My dad (a Lochwood resident) says he heard it, my sister (Lake Highlands) heard it, a number of us Advocate staffers heard it too. In an April discussion on Nextdoor.com an employee of one Northlake Shopping Center business posted confidently that the “rumors are true” and the former Albertsons/Sun Fresh and surrounding stores would be torn down to make way for luxury apartments.

In May a person who regularly shops the center posted in a Facebook group that store employees told her “the whole shopping center is being torn down and turned into apartments.” Another similar post appeared on Nextdoor.com earlier this month, adding that the plotted apartment building would be 23-stories tall.

But there is no evidence that owners and management of the shopping center and grocery/convenience store, two separate owners, also known as They, are planning such a move. Further, it would be close to impossible to build apartments on the land, much less tall ones, without notifying neighbors.

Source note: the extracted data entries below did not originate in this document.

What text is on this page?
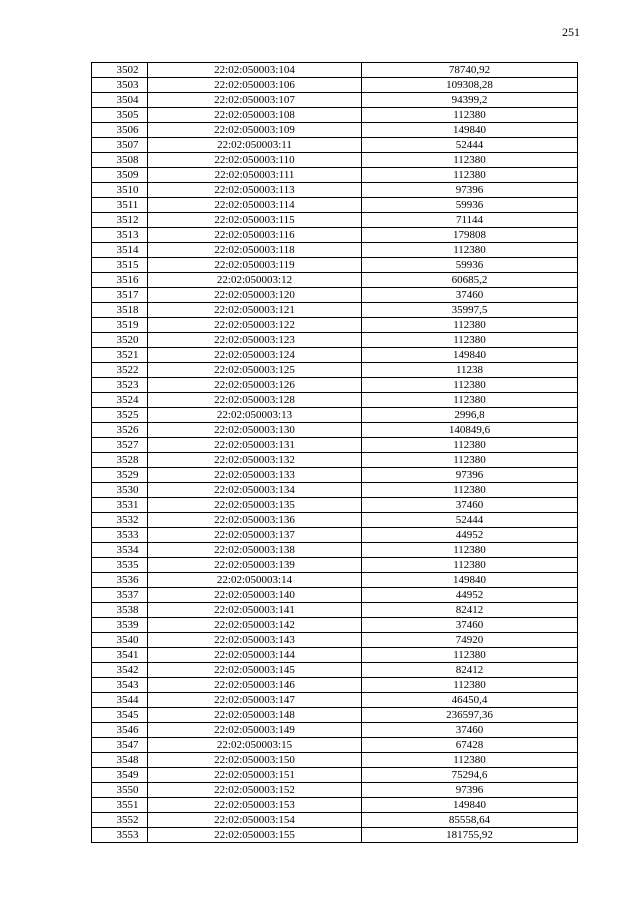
251
3502	22:02:050003:104	78740,92
3503	22:02:050003:106	109308,28
3504	22:02:050003:107	94399,2
3505	22:02:050003:108	112380
3506	22:02:050003:109	149840
3507	22:02:050003:11	52444
3508	22:02:050003:110	112380
3509	22:02:050003:111	112380
3510	22:02:050003:113	97396
3511	22:02:050003:114	59936
3512	22:02:050003:115	71144
3513	22:02:050003:116	179808
3514	22:02:050003:118	112380
3515	22:02:050003:119	59936
3516	22:02:050003:12	60685,2
3517	22:02:050003:120	37460
3518	22:02:050003:121	35997,5
3519	22:02:050003:122	112380
3520	22:02:050003:123	112380
3521	22:02:050003:124	149840
3522	22:02:050003:125	11238
3523	22:02:050003:126	112380
3524	22:02:050003:128	112380
3525	22:02:050003:13	2996,8
3526	22:02:050003:130	140849,6
3527	22:02:050003:131	112380
3528	22:02:050003:132	112380
3529	22:02:050003:133	97396
3530	22:02:050003:134	112380
3531	22:02:050003:135	37460
3532	22:02:050003:136	52444
3533	22:02:050003:137	44952
3534	22:02:050003:138	112380
3535	22:02:050003:139	112380
3536	22:02:050003:14	149840
3537	22:02:050003:140	44952
3538	22:02:050003:141	82412
3539	22:02:050003:142	37460
3540	22:02:050003:143	74920
3541	22:02:050003:144	112380
3542	22:02:050003:145	82412
3543	22:02:050003:146	112380
3544	22:02:050003:147	46450,4
3545	22:02:050003:148	236597,36
3546	22:02:050003:149	37460
3547	22:02:050003:15	67428
3548	22:02:050003:150	112380
3549	22:02:050003:151	75294,6
3550	22:02:050003:152	97396
3551	22:02:050003:153	149840
3552	22:02:050003:154	85558,64
3553	22:02:050003:155	181755,92
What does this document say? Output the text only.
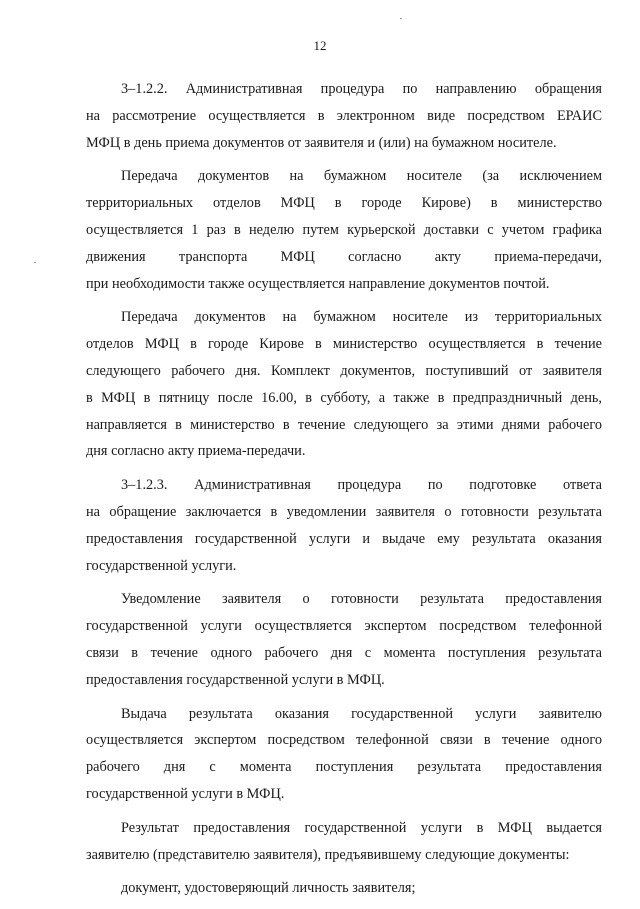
12

3–1.2.2. Административная процедура по направлению обращения
на рассмотрение осуществляется в электронном виде посредством ЕРАИС
МФЦ в день приема документов от заявителя и (или) на бумажном носителе.

Передача документов на бумажном носителе (за исключением
территориальных отделов МФЦ в городе Кирове) в министерство
осуществляется 1 раз в неделю путем курьерской доставки с учетом графика
движения транспорта МФЦ согласно акту приема-передачи,
при необходимости также осуществляется направление документов почтой.

Передача документов на бумажном носителе из территориальных
отделов МФЦ в городе Кирове в министерство осуществляется в течение
следующего рабочего дня. Комплект документов, поступивший от заявителя
в МФЦ в пятницу после 16.00, в субботу, а также в предпраздничный день,
направляется в министерство в течение следующего за этими днями рабочего
дня согласно акту приема-передачи.

3–1.2.3. Административная процедура по подготовке ответа
на обращение заключается в уведомлении заявителя о готовности результата
предоставления государственной услуги и выдаче ему результата оказания
государственной услуги.

Уведомление заявителя о готовности результата предоставления
государственной услуги осуществляется экспертом посредством телефонной
связи в течение одного рабочего дня с момента поступления результата
предоставления государственной услуги в МФЦ.

Выдача результата оказания государственной услуги заявителю
осуществляется экспертом посредством телефонной связи в течение одного
рабочего дня с момента поступления результата предоставления
государственной услуги в МФЦ.

Результат предоставления государственной услуги в МФЦ выдается
заявителю (представителю заявителя), предъявившему следующие документы:

документ, удостоверяющий личность заявителя;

An LLC with a Houston address called Sand Canyon Partners owns the land at 10203 E. Northwest Highway, home to former Albertsons and later Sun Fresh by Minyard  as well as the former associated convenience store. The LLC has owned the land since 2003, per Dallas CAD, and have had ground lease agreements with tenants.

Malouf Interests owns Northlake Shopping Center. Asked about a possible apartment building on the corner, Matthew Malouf says his “understanding is that there are no plans for anything like that.”

None of the land in question is zoned for residences. The ex-grocery store (10203 E. Northwest Highway) is designated as a commercial building. The other 86,050 square feet of freestanding retail at 10233 E. Northwest Highway is zoned retail.

There would have to be a rezoning case in order to add homes or apartments to this property. If an application to do so was filed, we would see a sign on the property notifying the public of the request.

I reached out to our D10 council member Kathy Stewart, who said she’d heard the rumors too. She says she already has asked former councilman Adam McGough, Plan Commission representative Tip Housewright and even the city’s office of economic development about the rumor, but she has not found much of an explanation for it.

She says that there would need to be not only a zoning change request, which requires public notification and hearings, to build any apartments, but also, a high rise of 20 or more stories would require additional approvals from the city based on the site’s proximity to single family homes.

My guess is that the “23-story” detail of the gossip could be linked to articles about a 23-floor apartment tower going up at Northwest Highway and Preston — wires likely were crossed.

The last occupant of the building at 10203 E. Northwest Highway was Sun Fresh by Minyard, which was there until 2016 when H-E-B took over and closed a number of Sun Fresh stores around Dallas.

We will continue to follow and report on happenings here. If you read this whole article, you probably are not the type to be mislead, but remind your friends and neighbors to be leery of social media scuttlebutt and read the Advocate instead.